The purpose for which this addition was made to the simpler legend is clear enough. It was to avoid the dilemma of a creation from nothing on the one hand, and the eternity of matter on the other. Ex nihilo nihil is an apothegm indorsed alike by the profoundest metaphysicians and the rudest savages. But the other horn was no easier. To escape accepting the theory that the world had ever been as it now is, was the only object of a legend of its formation. As either lemma conflicts with fundamental laws of thought, this escape was eagerly adopted, and in the suggestive words of Prescott, men “sought relief from the oppressive idea of eternity by breaking it up into distinct cycles or periods of time.”[199-1] Vain but characteristic attempt of the ambitious mind of man! The Hindoo philosopher reconciles to his mind the suspension of the world in space by imagining it supported by an elephant, the elephant by a tortoise, and the tortoise by a serpent. We laugh at the Hindoo, and fancy we diminish the difficulty by explaining that it revolves around the sun, and the sun around some far-off star. Just so the general mind of humanity finds some satisfaction in supposing a world or a series of worlds anterior to the present, thus escaping the insoluble enigma of creation by removing it indefinitely in time.

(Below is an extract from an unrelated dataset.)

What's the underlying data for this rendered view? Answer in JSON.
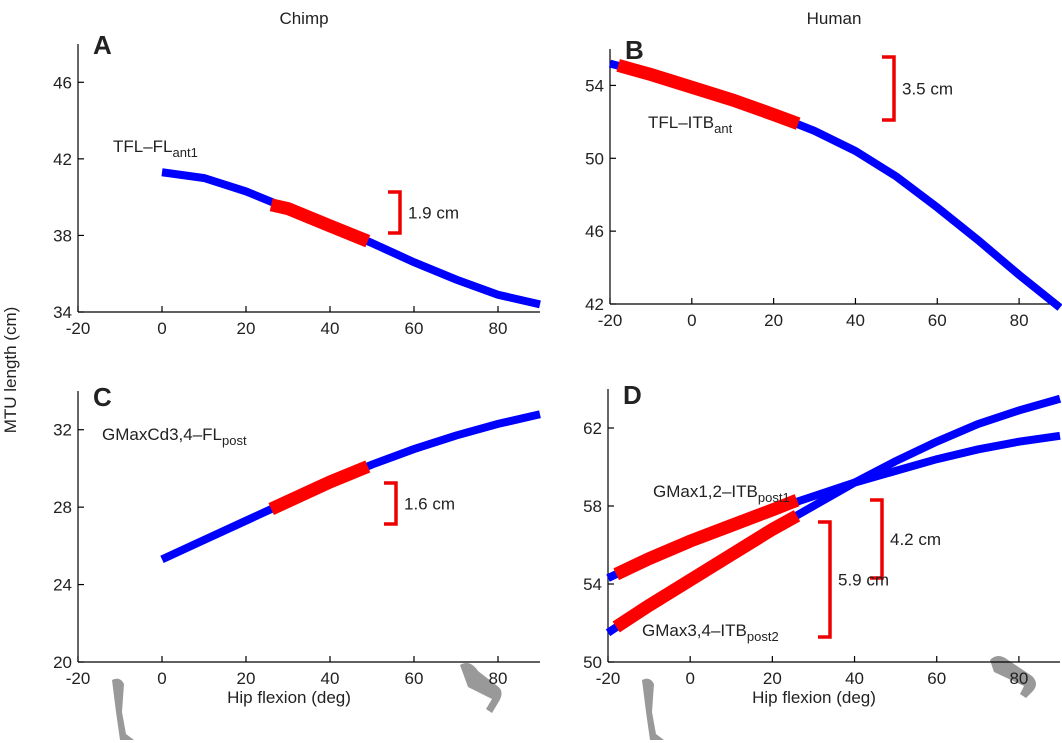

The support lent to these views by the presence of marine shells on high lands, or by faint reminiscences of local geologic convulsions, I estimate very low. Savages are not inductive philosophers, and by nothing short of a miracle could they preserve the remembrance of even the most terrible catastrophe beyond a few generations. Nor has any such occurred within the ken of history of sufficient magnitude to make a very permanent or wide-spread impression. Not physics, but metaphysics, is the exciting cause of these beliefs in periodical convulsions of the globe. The idea of matter cannot be separated from that of time, and time and eternity are contradictory terms. Common words show this connection. World, for example, in the old language waereld, from the root to wear, by derivation means an age or cycle (Grimm).
In effect a myth of creation is nowhere found among primitive nations. It seems repugnant to their reason. Dry land and animate life had a beginning, but not matter. A series of constructions and demolitions may conveniently be supposed for these. The analogy of nature, as seen in the vernal flowers springing up after the desolation of winter, of the sapling sprouting from the fallen trunk, of life everywhere rising from death, suggests such a view. Hence arose the belief in Epochs of Nature, elaborated by ancient philosophers into the Cycles of the Stoics, the Great Days of Brahm, long periods of time rounded off by sweeping destructions, the Cataclysms and Ekpyrauses of the universe. Some thought in these all beings perished; others that a few survived.[200-1] This latter and more common view is the origin of the myth of the deluge. How familiar such speculations were to the aborigines of America there is abundant evidence to show.